Мы проехали по сугробам за один день шестьдесят восемь верст и вечером часов около восьми были уже в том самом низком домике на углу Карловской дороги, в той же самой гостиной с занесенными снегом окнами, в которой за четыре года до того в шуме большого господского общества я слышал удивительные слова Тимо о Праксителе, об Ээве и о Христе, лик которого в Лифляндии будто бы изо дня в день повергают в грязь… Сейчас здесь не было ни стаканов с пуншем, ни сигарного дыма, ни споров. Но общество все же собралось. Госпожа Мойер познакомила нас с дюжиной мужчин и дам, сидевших в зеленых креслах явно в ожидании чего-то. Помню, что там был тогда тартуский, а теперь уже петербургский профессор Воейков, нескладный человек, муж сестры госпожи Мойер, будто бы писавший своей жене галантные любовные стихи (не помню, от кого я это слышал), а в семье последний негодяй и скандалист. Там был и тот самый бывший почтовый чиновник Вейраух, мрачный черноволосый великан, чьи песни с нежнейшими словами и сахарными мелодиями будто бы все восторженнее распевала тартуская молодежь. И еще некоторые причастные к университету господа с супругами. И госпожа Мойер сказала, что она рада принять нас в своем доме, особенно в такой торжественный день, когда поэт, господин Жуковский, обещал друзьям что-то прочитать. Новое и нечто очень значительное: русский перевод шиллеровской «Орлеанской девы», который господин Жуковский только что закончил.

Потом госпожа Мойер привела поэта откуда-то сверху, из мансарды, и поскольку только Ээва и я не были с ним знакомы, то нас пришлось представить.

Жуковский оказался довольно высокого роста, весьма изысканно одетым господином. Его угловатое лицо с бледным и будто напряженным лбом и бровями вразлет обрамляли темные волосы и подстриженные по краям бакенбарды. Большие, слегка азиатского разреза глаза иногда удивительно менялись, то казались внимательными, то какими-то затуманенными. Он взял Ээву за обе руки и долго смотрел на нее очень серьезным взглядом.

– Madame… значит, вы и есть жена моего несчастного друга… Я должен попросить у вас прощения, я не ожидал вас так скоро и обещал сегодняшний вечер нашим друзьям, но я знаю, что в этом доме все вам друзья, я обещал им кое-что прочитать, о чем вы уже слышали. Я прошу вас оказать мне честь и быть среди моих слушателей. А потом, – постепенно, сам того не замечая, он понижал голос, однако закончил словами, которые были всем слышны, – потом я был бы счастлив побеседовать с вами…

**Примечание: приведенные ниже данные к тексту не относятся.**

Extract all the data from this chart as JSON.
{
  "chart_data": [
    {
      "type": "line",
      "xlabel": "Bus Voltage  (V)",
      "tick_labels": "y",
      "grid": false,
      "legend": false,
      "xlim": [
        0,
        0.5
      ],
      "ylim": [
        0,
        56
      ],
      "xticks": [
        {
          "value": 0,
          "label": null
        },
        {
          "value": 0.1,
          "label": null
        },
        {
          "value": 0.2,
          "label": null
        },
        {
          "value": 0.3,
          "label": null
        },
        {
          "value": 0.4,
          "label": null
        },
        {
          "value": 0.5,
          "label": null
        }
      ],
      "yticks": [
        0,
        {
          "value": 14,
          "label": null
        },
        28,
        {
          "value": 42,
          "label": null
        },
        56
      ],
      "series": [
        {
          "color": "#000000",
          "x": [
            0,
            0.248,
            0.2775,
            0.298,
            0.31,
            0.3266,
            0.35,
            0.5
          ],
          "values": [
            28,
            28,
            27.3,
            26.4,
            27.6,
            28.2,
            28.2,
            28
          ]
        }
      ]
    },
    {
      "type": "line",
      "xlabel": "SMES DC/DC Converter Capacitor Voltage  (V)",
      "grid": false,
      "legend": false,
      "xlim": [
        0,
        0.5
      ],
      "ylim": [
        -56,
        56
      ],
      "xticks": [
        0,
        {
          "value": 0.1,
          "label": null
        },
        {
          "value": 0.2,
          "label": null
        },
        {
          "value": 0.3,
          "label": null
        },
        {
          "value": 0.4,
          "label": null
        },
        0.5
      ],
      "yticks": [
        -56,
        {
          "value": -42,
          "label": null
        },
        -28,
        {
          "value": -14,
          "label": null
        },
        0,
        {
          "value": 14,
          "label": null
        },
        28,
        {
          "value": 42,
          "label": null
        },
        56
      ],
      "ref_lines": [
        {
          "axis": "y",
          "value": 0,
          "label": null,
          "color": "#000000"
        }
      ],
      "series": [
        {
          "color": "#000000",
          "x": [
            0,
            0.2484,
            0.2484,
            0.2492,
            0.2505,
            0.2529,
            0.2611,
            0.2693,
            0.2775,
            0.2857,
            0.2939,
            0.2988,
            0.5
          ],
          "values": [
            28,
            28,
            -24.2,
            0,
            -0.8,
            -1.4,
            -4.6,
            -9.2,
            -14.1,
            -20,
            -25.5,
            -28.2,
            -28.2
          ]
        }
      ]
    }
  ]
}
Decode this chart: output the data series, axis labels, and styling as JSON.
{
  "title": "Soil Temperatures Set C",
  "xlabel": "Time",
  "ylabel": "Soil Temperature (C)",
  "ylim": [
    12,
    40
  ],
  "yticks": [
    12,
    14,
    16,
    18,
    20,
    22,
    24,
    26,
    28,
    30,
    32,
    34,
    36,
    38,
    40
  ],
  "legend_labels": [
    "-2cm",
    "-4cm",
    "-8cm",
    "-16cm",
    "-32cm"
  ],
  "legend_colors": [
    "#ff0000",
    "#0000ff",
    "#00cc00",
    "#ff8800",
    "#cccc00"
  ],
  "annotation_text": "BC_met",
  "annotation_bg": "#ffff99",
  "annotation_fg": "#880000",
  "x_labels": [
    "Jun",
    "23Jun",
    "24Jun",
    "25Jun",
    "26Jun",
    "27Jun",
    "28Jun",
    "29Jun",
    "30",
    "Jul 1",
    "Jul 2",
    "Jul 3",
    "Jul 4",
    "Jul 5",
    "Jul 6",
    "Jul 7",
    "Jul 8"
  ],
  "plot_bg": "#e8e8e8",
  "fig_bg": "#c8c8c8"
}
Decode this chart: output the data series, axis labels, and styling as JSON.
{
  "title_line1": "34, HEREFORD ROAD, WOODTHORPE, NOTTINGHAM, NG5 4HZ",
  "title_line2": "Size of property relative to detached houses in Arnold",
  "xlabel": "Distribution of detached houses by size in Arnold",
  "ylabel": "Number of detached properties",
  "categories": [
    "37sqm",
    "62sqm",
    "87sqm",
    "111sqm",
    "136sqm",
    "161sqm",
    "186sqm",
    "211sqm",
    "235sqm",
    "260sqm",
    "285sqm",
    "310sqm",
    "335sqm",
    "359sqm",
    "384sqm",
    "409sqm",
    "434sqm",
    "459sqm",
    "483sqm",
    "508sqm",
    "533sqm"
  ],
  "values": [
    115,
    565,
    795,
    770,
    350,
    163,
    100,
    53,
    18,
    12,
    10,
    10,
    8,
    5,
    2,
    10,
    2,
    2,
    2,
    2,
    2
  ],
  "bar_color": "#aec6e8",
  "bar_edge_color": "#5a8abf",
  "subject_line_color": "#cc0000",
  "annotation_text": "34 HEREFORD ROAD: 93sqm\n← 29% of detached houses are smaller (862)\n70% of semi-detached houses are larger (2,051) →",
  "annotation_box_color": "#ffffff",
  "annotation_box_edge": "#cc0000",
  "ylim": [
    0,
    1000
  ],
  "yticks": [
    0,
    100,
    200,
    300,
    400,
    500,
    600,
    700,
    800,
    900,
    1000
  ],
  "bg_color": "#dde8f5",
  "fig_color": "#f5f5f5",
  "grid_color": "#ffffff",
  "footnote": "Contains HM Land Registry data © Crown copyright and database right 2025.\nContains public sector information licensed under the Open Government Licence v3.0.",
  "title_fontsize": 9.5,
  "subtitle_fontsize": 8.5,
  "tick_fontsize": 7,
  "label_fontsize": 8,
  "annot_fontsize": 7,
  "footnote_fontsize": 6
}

Итак, в тот вечер мы были среди его слушателей. Ну… «Орлеанскую деву» Шиллера по-немецки я, конечно, читал. Это была одна из первых книг, которую старый Мазинг сунул нам, чтобы мы читали и зубрили из нее наизусть отрывки. Но слушать ее на русском языке было как-то странно. При моем весьма относительном знании русского. У Теннера в отряде по-русски говорили, но с сильной примесью немецкого; сам я пользовался русским языком главным образом, когда имел дело с простыми солдатами, конюхами и землекопами. И мои знания остались в общем-то на этом уровне. Тем не менее я уже давно читал Карамзина и Державина. Судя по отрывкам, которые прочел Жуковский, я во всяком случае понял, что его перевод был удивительно благозвучный. А некоторые места мне запомнились уже совсем по другим причинам, потому что совершенно неожиданно он связал их с нами, или, вернее, с Ээвой. Например: во втором явлении первого действия Дюнуа долго и подробно рассказывает королю об успехах своего отца среди красавиц в замках и говорит – по Жуковскому – так:

 
В старых книгах
Случилось мне читать, что неразлучны
Любовь и рыцарская доблесть были…
 

В этом месте Жуковский оторвал взгляд от рукописи, посмотрел Ээве в глаза… и сказал:

– А что касается перевода этих строк – мне не приходилось прибегать к помощи старых книг. К счастью, мне был известен пример единства любви и рыцарственности в жизни. У моих собственных живых друзей. Да-да… милостивая государыня…

А что у этой милостивой государыни муж был государственный преступник, которого Жуковский прежде всего имел в виду, этого он во всеуслышание не сказал даже здесь, в обществе своих старых друзей. Будучи придворным и человеком большого жизненного опыта.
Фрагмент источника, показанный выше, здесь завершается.